I am really surprised that no one here has expressed real disappointment with how easy a supposedly pro Nikkor lens snapped in half. A one meter drop in a padded camera bag should have resulted in NO DAMAGE at all even for a decent consumer grade lens. What kind of pro caliber lens is so delicate? How can any pro rely on a lens that snaps in half under such minor impact? It seems that the disposable manufacturing culture under which things are designed to break -- not last -- has taken over the photographic industry. I've dropped my twenty plus year old OM-4T and Zuiko 35-80 zoom lens at least three times in a very lightly padded bag from at least 1 meter height onto a hard concrete floor (falling of luggage carts at the airport) without ANY DAMAGE whatsoever, even when the camera bag fell one time upside down (the bag's cover is completely unpadded). This camera lens combination is solidly built, unlike the flimsy plasticky feeling AF lenses made by Canon, Nikon and just about everyone else these days.
Hey trust me, I'm with you on the rail against consumer plasti-cism but aside from the futility and metaphorical dead-end that direction would take us, it doesn't do much good when your initial RFF post is a rant against pretty much the way the entire world works today.
Just to note - no one should ever,
ever leave an SLR body, digital, chrome or kevlar, attached to a telephoto lens weighing roughly 2kg and reaching almost 10" in length and expect it to survive a fall of over 1ft.
Trust me, I'm the one who has to pay out of his own pocket.
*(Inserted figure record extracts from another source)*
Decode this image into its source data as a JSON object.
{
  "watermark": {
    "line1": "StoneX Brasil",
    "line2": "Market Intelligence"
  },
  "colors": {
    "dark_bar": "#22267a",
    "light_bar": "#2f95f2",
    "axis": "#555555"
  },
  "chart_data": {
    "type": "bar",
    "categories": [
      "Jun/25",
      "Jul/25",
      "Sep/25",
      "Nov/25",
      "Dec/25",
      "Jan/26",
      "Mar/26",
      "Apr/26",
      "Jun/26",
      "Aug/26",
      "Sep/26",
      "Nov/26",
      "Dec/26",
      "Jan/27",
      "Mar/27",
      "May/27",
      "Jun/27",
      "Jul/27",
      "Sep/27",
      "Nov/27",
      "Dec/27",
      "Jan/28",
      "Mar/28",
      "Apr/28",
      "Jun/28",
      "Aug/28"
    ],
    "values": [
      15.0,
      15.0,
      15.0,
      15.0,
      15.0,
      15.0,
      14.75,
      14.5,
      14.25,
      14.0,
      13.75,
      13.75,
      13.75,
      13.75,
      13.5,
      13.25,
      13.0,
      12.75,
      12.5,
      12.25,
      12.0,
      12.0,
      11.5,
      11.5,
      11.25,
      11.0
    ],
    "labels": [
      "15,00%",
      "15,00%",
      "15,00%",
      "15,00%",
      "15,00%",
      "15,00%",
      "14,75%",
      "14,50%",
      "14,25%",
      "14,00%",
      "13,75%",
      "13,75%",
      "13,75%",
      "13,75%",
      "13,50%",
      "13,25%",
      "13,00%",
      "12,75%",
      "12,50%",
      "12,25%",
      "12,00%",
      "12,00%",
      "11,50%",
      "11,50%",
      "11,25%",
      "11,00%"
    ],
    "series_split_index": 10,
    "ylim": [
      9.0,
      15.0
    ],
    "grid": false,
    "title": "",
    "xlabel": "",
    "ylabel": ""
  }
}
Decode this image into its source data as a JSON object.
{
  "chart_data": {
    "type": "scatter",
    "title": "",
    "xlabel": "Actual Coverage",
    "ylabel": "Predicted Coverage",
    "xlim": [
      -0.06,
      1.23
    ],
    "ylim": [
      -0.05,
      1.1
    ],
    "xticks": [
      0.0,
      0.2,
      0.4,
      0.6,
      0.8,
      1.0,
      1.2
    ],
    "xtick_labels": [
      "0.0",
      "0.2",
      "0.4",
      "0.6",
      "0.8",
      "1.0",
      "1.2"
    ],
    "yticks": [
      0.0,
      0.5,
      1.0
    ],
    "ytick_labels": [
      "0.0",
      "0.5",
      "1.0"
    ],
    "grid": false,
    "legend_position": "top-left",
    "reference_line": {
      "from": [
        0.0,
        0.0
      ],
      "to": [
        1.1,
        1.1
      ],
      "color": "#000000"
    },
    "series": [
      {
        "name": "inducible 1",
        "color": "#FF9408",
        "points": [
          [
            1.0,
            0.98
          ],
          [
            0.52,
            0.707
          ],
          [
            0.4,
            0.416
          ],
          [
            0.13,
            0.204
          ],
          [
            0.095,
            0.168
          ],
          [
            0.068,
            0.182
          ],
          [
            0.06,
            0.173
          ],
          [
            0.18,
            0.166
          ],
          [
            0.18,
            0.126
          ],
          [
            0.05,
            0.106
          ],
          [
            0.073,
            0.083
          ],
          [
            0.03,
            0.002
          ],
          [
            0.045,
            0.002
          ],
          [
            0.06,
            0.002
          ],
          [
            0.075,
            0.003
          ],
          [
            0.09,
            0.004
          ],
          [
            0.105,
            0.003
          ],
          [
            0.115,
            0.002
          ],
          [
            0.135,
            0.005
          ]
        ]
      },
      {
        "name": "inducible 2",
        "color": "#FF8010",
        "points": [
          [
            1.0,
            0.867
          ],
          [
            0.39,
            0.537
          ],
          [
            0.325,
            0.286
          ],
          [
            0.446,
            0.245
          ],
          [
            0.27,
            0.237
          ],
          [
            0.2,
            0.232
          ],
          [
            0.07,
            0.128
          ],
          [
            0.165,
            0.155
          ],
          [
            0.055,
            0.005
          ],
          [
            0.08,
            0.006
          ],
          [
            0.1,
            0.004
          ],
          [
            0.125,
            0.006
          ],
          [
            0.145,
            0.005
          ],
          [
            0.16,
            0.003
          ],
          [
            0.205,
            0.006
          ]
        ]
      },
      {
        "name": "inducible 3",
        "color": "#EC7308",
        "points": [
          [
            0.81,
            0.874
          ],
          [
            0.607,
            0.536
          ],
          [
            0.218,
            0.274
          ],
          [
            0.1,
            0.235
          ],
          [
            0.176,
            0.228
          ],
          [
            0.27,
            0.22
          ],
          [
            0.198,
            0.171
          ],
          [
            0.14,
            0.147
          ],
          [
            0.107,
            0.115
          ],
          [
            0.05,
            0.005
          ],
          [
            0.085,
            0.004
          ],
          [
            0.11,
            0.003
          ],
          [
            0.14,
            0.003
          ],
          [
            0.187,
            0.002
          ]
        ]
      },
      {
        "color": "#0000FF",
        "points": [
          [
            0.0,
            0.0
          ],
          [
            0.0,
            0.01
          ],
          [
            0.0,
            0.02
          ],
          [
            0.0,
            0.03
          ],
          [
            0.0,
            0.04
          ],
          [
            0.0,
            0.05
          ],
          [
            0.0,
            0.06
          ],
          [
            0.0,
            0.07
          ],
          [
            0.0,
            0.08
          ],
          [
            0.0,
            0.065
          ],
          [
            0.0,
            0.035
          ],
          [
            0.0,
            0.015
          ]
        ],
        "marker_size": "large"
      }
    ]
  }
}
I would love to do everything in my bag of wily, sneaky powers to get out of paying this if I could. But this time, I'm willing to admit my mistakes and take full responsibility.
If the lens had been detached from the body, I have no doubt both the body and lens would still be in one piece, with nary a scuff to either. As it were, the weakest point between two adjoining pieces is, well, the joint. And that's what broke here. Perhaps there should be a much stronger, kevlar-reinforced mounting system, but no doubt that would be at the detraction of ease-of-use, and time it takes to remove/mount a lens.
On another note, Nikon have just informed me the total repair cost will be US$500 - a
lot less than the US$1000+ I was expecting to pay.